Una dimora
ottocentesca. Uno stile vittoriano. Un aspetto che incute timore, suscita
apprensione, una paura che quasi blocca. Il trillo del campanello risveglia
pensieri lugubri.
Il padrone di casa
è vanitoso, vibra di passione, emana fascino ed è misteriosamente ricco
sfondato. La moglie è bella, eterea, elegante, è incline all'oscuro. La prole:
una bambina, vivace, austera, perspicace, sguardo sardonico; un bambino, pingue
e sempre pronto a giocare. Una nonna dedita a preparare pozioni e intrugli. Uno
zio maldestro e timido, si diletta con gli esplosivi, straordinariamente
somigliante con Nosferatu. Un cugino ricoperto di peli. Un maggiordomo alto,
possente con una voce cavernosa e stentorea, barcolla, pare Frankenstein. È c'è
una mano che sbuca da una scatola. È la famiglia Addams.
A ideare questa
strana e particolare famiglia fu Charles Samuel Addams. Le prime vignette
fecero l'apparizione sul giornale “The New Yorker” nel 1938. I personaggi non
avevano un nome che furono assegnati quando il canale ABC decise di produrre
una serie televisiva che andò in onda a partire dal 18 settembre del 1964 fino
al 1966. Fu lo stesso Addams a scegliere i nomi: Gomez; Morticia; Mercoledì e
Pugsley; lo zio Fester; il cugino Itt; Lurch.
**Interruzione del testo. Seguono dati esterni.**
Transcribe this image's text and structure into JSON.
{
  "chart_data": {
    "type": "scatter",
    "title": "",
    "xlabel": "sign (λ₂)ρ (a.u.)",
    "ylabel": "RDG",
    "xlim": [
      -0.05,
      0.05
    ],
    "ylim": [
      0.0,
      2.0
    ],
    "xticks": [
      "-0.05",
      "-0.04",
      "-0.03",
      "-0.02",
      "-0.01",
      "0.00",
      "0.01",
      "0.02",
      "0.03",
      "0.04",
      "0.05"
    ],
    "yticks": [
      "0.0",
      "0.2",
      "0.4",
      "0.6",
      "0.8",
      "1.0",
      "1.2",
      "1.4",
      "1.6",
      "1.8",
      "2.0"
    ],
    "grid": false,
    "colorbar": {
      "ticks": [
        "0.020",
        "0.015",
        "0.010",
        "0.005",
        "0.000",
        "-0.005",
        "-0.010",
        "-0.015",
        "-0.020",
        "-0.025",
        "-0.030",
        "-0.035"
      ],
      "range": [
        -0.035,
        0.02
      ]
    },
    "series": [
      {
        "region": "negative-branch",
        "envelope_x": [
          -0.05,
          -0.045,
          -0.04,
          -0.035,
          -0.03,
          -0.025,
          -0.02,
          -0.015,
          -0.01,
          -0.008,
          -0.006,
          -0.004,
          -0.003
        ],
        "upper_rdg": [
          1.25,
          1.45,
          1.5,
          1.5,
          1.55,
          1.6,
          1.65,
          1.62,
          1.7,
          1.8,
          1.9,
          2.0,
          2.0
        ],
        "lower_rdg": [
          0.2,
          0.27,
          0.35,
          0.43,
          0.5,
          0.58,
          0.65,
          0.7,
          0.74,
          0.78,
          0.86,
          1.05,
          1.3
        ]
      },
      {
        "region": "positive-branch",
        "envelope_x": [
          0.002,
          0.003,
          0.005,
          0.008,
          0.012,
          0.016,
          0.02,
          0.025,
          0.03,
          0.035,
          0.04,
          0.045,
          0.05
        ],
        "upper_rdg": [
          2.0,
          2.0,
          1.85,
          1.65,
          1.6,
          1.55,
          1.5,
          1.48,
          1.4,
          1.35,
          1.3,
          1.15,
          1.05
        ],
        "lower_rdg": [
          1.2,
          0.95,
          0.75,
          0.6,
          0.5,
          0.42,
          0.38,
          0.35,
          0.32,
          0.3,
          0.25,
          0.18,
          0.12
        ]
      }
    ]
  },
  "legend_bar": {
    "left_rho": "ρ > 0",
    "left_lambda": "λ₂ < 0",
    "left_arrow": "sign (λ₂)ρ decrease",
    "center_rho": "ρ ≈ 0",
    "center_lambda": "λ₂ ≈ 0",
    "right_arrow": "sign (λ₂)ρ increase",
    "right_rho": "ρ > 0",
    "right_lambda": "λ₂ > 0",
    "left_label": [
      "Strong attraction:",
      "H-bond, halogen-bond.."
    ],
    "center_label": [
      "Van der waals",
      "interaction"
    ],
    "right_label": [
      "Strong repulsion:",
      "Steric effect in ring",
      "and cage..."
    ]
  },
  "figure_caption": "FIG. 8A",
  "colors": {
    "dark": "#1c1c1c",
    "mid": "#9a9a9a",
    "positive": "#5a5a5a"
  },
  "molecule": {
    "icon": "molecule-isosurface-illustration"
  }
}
Nei fumetti lo stile era
corrosivo, l'intento era mettere al pubblico ludibrio le ipocrisie del mondo borghese,
una critica corrosiva del moralismo figlio del pregiudizio. La serie tv
stemperava questi aspetti, edulcorandoli. Gli Addams sono solo in apparenza dei
“mostri”, hanno solo il torto di essere diversi rispetto al comune senso del
giudizio. Dipende con quale sguardo si intende osservarli. L'intento
dell'autore era quello di rappresentare temi importanti con leggerezza e
umorismo. Esorcizzare paure ancestrali, incitare a non fermarsi all'aspetto
estetico del cupo, del tetro e del macabro. Ogni impulso, ogni emozione ogni
sentimento ha un valore in sé, se è vero. Esiste il duale: non ci sono opposti,
non c'è il bianco e il nero, ma la vita ha bisogno di entrambi per poter
funzionare.
L'umorismo spinge a
una riflessione arguta, provoca un sorriso lieve rivolto alla comprensione
dell'altro. L'espressione umorismo nero fu coniata dal teorico surrealista
André Breton, per indicare un sottogenere della commedia e della satira e
trattava con cinismo e scetticismo un argomento definitivo come la morte. Fra
gli scrittori che utilizzavano questo stile: Mark Twain; Jonathan Swift; Luigi
Pirandello; Ambrose Bierce.
Scrive l'aforista
Enzo Raffaele: “L'unico senso della vita è il senso dell'umorismo”.